Aku duduk dikursi sudut belakang dikelas. Aku sendiri, bukannya tak ada yang mau duduk dengan ku, tapi aku yang tak ingin bersama mereka. Mereka hanya sampah, mereka hanya bulu-bulu yang beterbangan. Aku benci mereka, aku tak suka. Karna apa? Karna mereka ada, karna mereka bahagia, dan aku ? Aku benci kebahagian. Aku benci keramaian. Dan aku benci jika harus berpura-pura berbaur dengan sampah-sampah itu. Tapi, itu harus aku lakukan, karna apa? Karna aku harus menemukan pembunuh keluarga ku. Dan menurut informasi yang aku baca, salah satu pembunuh itu ada di sekolah ini.
"Lex? Kok lo diem aja? Lo gak denger gue teriak-teriak manggil lo tadi?" Dina menggoyang-goyangkan bahu ku, dia menyentuhku! Uuuugh.. Rasanya ingin sekali ku mencabik-cabik tangan mulusnya itu. Tapi aku harus tahan.
"Eh. Iya iya apaan sih lo din? Gue denger kok, cuma mager aja. Ada apa ?" Sekali lagi aku ingatkan, aku berpura-pura.
"OMG hello.. Alexa Kania! Gue udah teriak yaaa dan lo? Uuuh udahlah lupain aja. Yang penting sekarang tuh, lo harus keluar kelas, lo harus liat dilapangan upacara, ada hal yang wow banget" dina berbicara dengan menggebu-gebu sekali. Dan dengan ekspresi yang sangat bahagia. Aku benci sangat benci.
"Ada apa emangnya sih?
"Udah ayuk keluar dulu. Nantik lo juga tau kok"Dia menarik-narik tanganku untuk mengikutinya.
Sampai dilapangan upacara, yang aku lihat hanya dua orang laki-laki yang sedang adu tinju. Mereka membuka pakaian atasnya. Dan terpampang dada bidang yang ku yakini mampu membuat sebagian besar siswi disekolah ini lupa mengedipkan mata dan membiarka air liur mereka meneter. Uuh menjijikkan.
"Itu Dean sama Robby kan?" Tanya ku pada dina yang ada disebelahku.
"Iyaaa... Robby ganteng baget yaallah. Uuh mau hayati toeltoel tuh kotak diperut bang.. Aaawww" penyakit nya kambuh, dia menjerit-jerit seperti orang gila hanya untuk mendapatkan perhatian Robby. Yang kiyakini jika Robby melihat, pasti ia akan jijik dan tak mau berurusan dengan Dina.
"B ajah" Kata seorang cowok yang tak kuyakini dari mana asalnya dan dia sudah berdiri disebelah ku.
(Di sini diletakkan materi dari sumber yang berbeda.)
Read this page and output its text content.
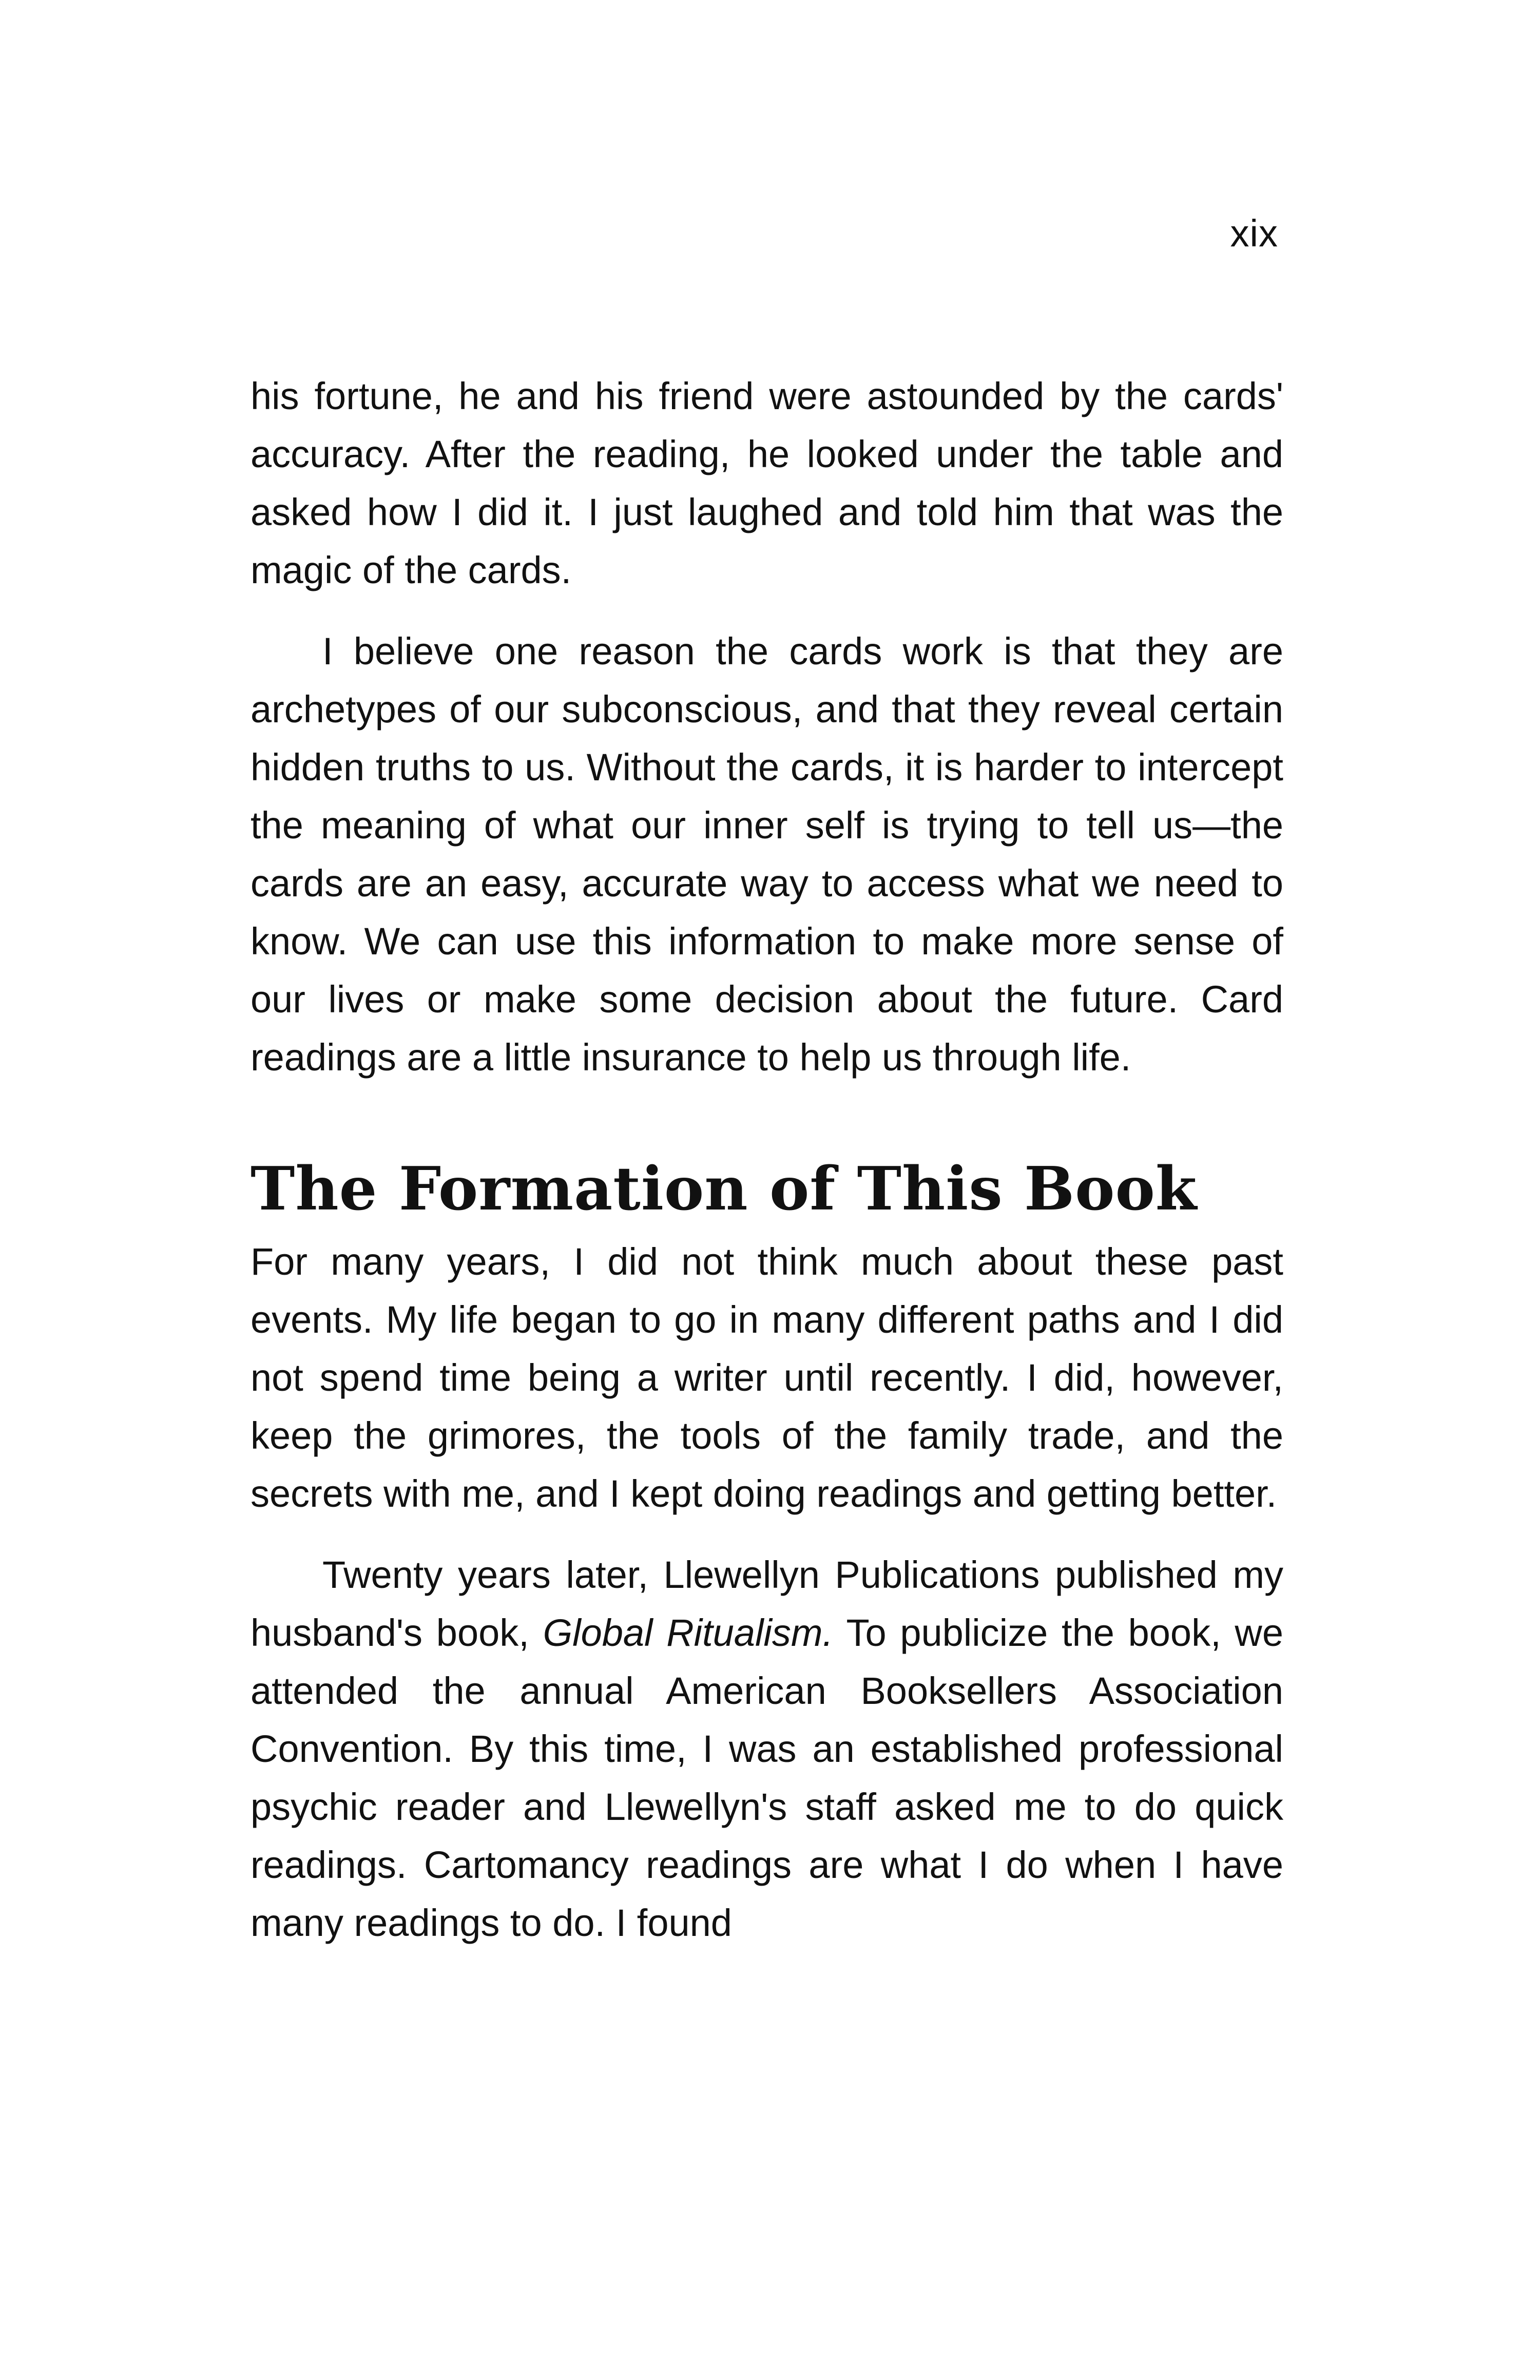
xix

his fortune, he and his friend were astounded by the cards' accuracy. After the reading, he looked under the table and asked how I did it. I just laughed and told him that was the magic of the cards.

I believe one reason the cards work is that they are archetypes of our subconscious, and that they reveal certain hidden truths to us. Without the cards, it is harder to intercept the meaning of what our inner self is trying to tell us—the cards are an easy, accurate way to access what we need to know. We can use this information to make more sense of our lives or make some decision about the future. Card readings are a little insurance to help us through life.

The Formation of This Book

For many years, I did not think much about these past events. My life began to go in many different paths and I did not spend time being a writer until recently. I did, however, keep the grimores, the tools of the family trade, and the secrets with me, and I kept doing readings and getting better.

Twenty years later, Llewellyn Publications published my husband's book, Global Ritualism. To publicize the book, we attended the annual American Booksellers Association Convention. By this time, I was an established professional psychic reader and Llewellyn's staff asked me to do quick readings. Cartomancy readings are what I do when I have many readings to do. I found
"Iih bagas, Elu tuh yang biasa ajah. Robby ituu sempurna tau gak sih"
"Udah gas, biarin aja. Ntar kalau capek juga berhenti dianya mah" Aku berbicara pada bagas dengan enggan. Karna aku sudah muak disini.
Aku hanya berdiri dipinggil lapangan dengan wajah congo yang kuyakin siapa pun yang melihat beranggapan bahwa aku adalah salah satu dari nerd disekolah ini.
**
Sekolah sudah berakhir, aku sekarang sudah duduk manis didepan TV sambil menikmati keripik yang ada dipangkuan ku. Aku menyalakan saluran yang sedang menayangkan sebuah berita pembunuhan yang terjadi di kawasan dekat sekolah ku.
"...telah terjadi pembunuhan di kawasan SMA Garuda, korban seorang pria berumur 29 tahun yang kebetulan lewat dikawasan ini, motif pembunuhan belum diketahui dan tersangka tak meninggalkan jejak sedikitpun, yang membuat pihak berwajib kesulitan melacaknya...."
Kumatikan TV itu dan tertawa sekeras-kerasnya. Aku menyukainya, aku suka ketika dia memohon padaku, ketika dia menjerit kesakitan, dan ketika aku melihat dari di tubuhnya itu membuatku bersemangat. Aku suka itu. Yaa, aku lah pembunuhnya. Aku yang membunuhnya, "dasar polisi bodoh, kalian tidak akan pernah menemukan ku, karna aku sangat ahli disini.. Hahahahahaahha" aku hanya tak suka dengan lelaki tua itu, pandangannya tak lepas dari dada ku ketika kami berpapasan, bahkan dia mencolek dagu ku. Aku benci disentuh ! Dan akhirnya aku membunuhnya, ia meninggal. Dan aku senang sekali.